There are different categories under which you can be employed in the UK, either as an employee or as a self-employed worker. In most jobs, you work as employee. However, if you want to work for yourself, which is called ‘self-employed’, you will need to register as self-employed with the HMRC (which is not covered in this guide). The reason why you need to know about these differences to different rights.
An employee has far more employment rights protected under legislation than a self- employed person. Some employers try to treat their workers as “self-employed” but in fact they are either workers or employees.
We will describe some of these rights in more detail below. If you have questions about employment you should seek advice from your local Law Centre.
Your right is to have a job contract: this is essential to have your employment rights protected against any problem. In the contract, you should have a description of the job in question as well as your rights and duties as an employee.
Your contract and hours
You can’t work more than 48 hours a week on average, unless you sign an opt-out agreement. You can start working full-time at age of 16. When someone reaches 18, the adult employment rights and rules are applied.
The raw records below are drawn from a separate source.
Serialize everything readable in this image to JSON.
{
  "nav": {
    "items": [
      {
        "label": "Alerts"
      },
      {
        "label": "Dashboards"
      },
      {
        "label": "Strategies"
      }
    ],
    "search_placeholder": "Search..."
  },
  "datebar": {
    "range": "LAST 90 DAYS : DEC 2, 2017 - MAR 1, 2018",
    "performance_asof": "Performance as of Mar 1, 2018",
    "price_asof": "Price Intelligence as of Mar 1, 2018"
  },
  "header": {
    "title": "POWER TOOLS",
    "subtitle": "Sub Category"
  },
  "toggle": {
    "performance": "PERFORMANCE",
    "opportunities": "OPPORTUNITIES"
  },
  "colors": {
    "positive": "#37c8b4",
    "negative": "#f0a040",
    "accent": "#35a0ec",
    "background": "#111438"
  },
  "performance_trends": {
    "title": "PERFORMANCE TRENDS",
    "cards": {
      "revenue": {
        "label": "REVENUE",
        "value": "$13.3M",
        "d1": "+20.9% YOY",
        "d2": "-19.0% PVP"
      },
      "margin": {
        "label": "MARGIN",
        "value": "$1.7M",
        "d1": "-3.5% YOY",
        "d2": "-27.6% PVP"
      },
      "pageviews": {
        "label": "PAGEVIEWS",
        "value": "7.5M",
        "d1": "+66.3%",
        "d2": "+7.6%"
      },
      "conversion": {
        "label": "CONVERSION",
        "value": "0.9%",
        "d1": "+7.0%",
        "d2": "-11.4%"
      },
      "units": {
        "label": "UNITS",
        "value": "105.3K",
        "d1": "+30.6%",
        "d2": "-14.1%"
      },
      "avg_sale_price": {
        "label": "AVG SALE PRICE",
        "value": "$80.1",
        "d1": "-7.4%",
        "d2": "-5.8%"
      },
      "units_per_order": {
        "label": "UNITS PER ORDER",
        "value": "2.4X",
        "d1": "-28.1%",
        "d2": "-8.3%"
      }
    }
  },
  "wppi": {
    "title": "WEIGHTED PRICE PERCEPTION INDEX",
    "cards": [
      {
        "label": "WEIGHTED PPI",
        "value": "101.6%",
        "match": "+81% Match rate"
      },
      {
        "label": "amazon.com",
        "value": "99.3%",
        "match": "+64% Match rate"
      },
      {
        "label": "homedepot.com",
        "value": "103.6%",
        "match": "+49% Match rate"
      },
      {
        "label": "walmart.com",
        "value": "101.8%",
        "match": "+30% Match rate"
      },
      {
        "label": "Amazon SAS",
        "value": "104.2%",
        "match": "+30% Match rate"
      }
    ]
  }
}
The basic rights when it comes to working times are:
- one day off in any given week
- breaks of at least 20 minutes after each 6 hours of work
A contract of more than 48 hours per week can be refused if no opt-out is provided. It is illegal to work more than an average of 8 hours per night. Self-employed people do not usually have these rights. Therefore, it is illegal for an employer to force workers to become self- employed and take their rights away.
Always ask for a written contract that provides proof of your terms and conditions of employment, specifying your name and your employer’s name, start date, job title, pay details, sick pay, and holidays.